CEOs for new economy companies make almost double what old economy executives did. That's driving up salaries and changing the rules, reports CBS News Correspondent Anthony Mason.

Demand for labor remains high because the unemployment rate held steady in March, at 4.1 percent. That helped drive worker earnings up .4 percent, to an average $13.60 an hour.

Some of the workers most in demand are getting a lot more than that.

"It's absolutely huge. Compensation is skyrocketing," said Jeff Christian of Christian & Timbers.

"In fact, compensation that used to average around $250,000 for an early stage company CEO can go as high as a million a year today.
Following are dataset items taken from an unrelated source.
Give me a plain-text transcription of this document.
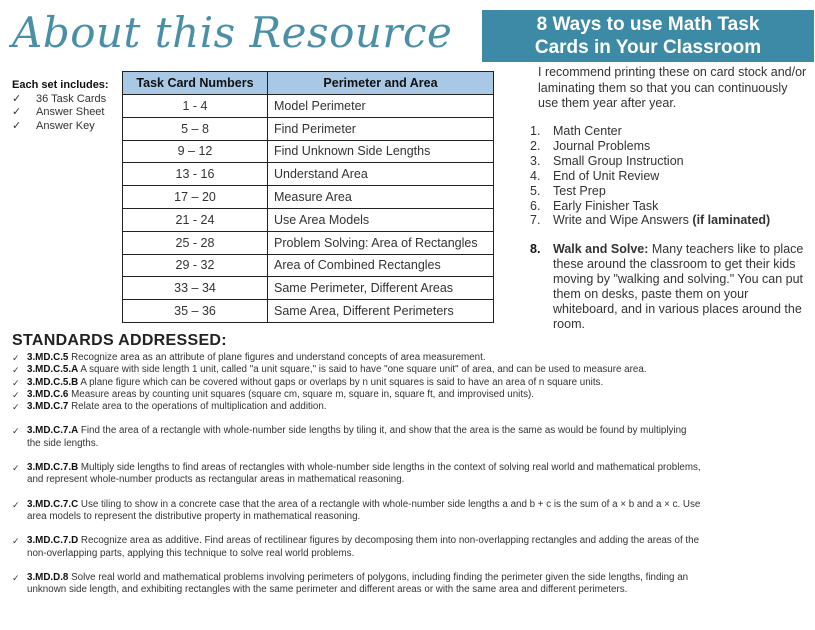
About this Resource	8 Ways to use Math Task
Cards in Your Classroom
Each set includes:
✓	36 Task Cards
✓	Answer Sheet
✓	Answer Key
Task Card Numbers	Perimeter and Area
1 - 4	Model Perimeter
5 – 8	Find Perimeter
9 – 12	Find Unknown Side Lengths
13 - 16	Understand Area
17 – 20	Measure Area
21 - 24	Use Area Models
25 - 28	Problem Solving: Area of Rectangles
29 - 32	Area of Combined Rectangles
33 – 34	Same Perimeter, Different Areas
35 – 36	Same Area, Different Perimeters
I recommend printing these on card stock and/or laminating them so that you can continuously use them year after year.
1.	Math Center
2.	Journal Problems
3.	Small Group Instruction
4.	End of Unit Review
5.	Test Prep
6.	Early Finisher Task
7.	Write and Wipe Answers (if laminated)
8.	Walk and Solve: Many teachers like to place these around the classroom to get their kids moving by "walking and solving." You can put them on desks, paste them on your whiteboard, and in various places around the room.
STANDARDS ADDRESSED:
✓ 3.MD.C.5 Recognize area as an attribute of plane figures and understand concepts of area measurement.
✓ 3.MD.C.5.A A square with side length 1 unit, called "a unit square," is said to have "one square unit" of area, and can be used to measure area.
✓ 3.MD.C.5.B A plane figure which can be covered without gaps or overlaps by n unit squares is said to have an area of n square units.
✓ 3.MD.C.6 Measure areas by counting unit squares (square cm, square m, square in, square ft, and improvised units).
✓ 3.MD.C.7 Relate area to the operations of multiplication and addition.
✓ 3.MD.C.7.A Find the area of a rectangle with whole-number side lengths by tiling it, and show that the area is the same as would be found by multiplying the side lengths.
✓ 3.MD.C.7.B Multiply side lengths to find areas of rectangles with whole-number side lengths in the context of solving real world and mathematical problems, and represent whole-number products as rectangular areas in mathematical reasoning.
✓ 3.MD.C.7.C Use tiling to show in a concrete case that the area of a rectangle with whole-number side lengths a and b + c is the sum of a × b and a × c. Use area models to represent the distributive property in mathematical reasoning.
✓ 3.MD.C.7.D Recognize area as additive. Find areas of rectilinear figures by decomposing them into non-overlapping rectangles and adding the areas of the non-overlapping parts, applying this technique to solve real world problems.
✓ 3.MD.D.8 Solve real world and mathematical problems involving perimeters of polygons, including finding the perimeter given the side lengths, finding an unknown side length, and exhibiting rectangles with the same perimeter and different areas or with the same area and different perimeters.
Because pretty much all the bargains are gone."

The average pay for a CEO, including salary and stock options, is now nearly $12 million.

"Today, you're not a successful CEO in the new economy, unless you've made a billion dollars worth of stock options" (including stock appreciation).

  • Tim Koogle of Yahoo earned $1.7 billion last year.
  • AOL's Steve Case earned $1.1 billion.
  • Cisco System's John Chambers earned $337 million.
Nell Minow thinks this kind of compensation is "indefensible."

Since last summer, Minow has been collecting and analyzing CEO contracts and publishing them on her Website the Corporate Library.

"I think the worst contract I saw was for the CEO of Global Crossing," says Minow.

Robert Annunziata, hired last year by the telecom company Global Crossing was given:
  • a $10-million signing bonus.
  • stock options worth $20 million
  • a Mercedes and first-class roundtrip airfare for his family to visit once a month (including his mother)
After all that, Annunziata was fired in March. But Minow says rarely are CEO's made to pay when they don't perform.

"We want CEOs to be a little greedy," explains Minow. "That makes them good CEOs. But what we also want, though, is directors who'll say: 'Yeah. Sure, you ask for the moon. Of course, we'll pay you the moon. We'll pay you half the moon now and the other half when the stock goes up.'"

One search executive compared the new CEO to sports heroes. They can ask for the moon, because they have become the stars.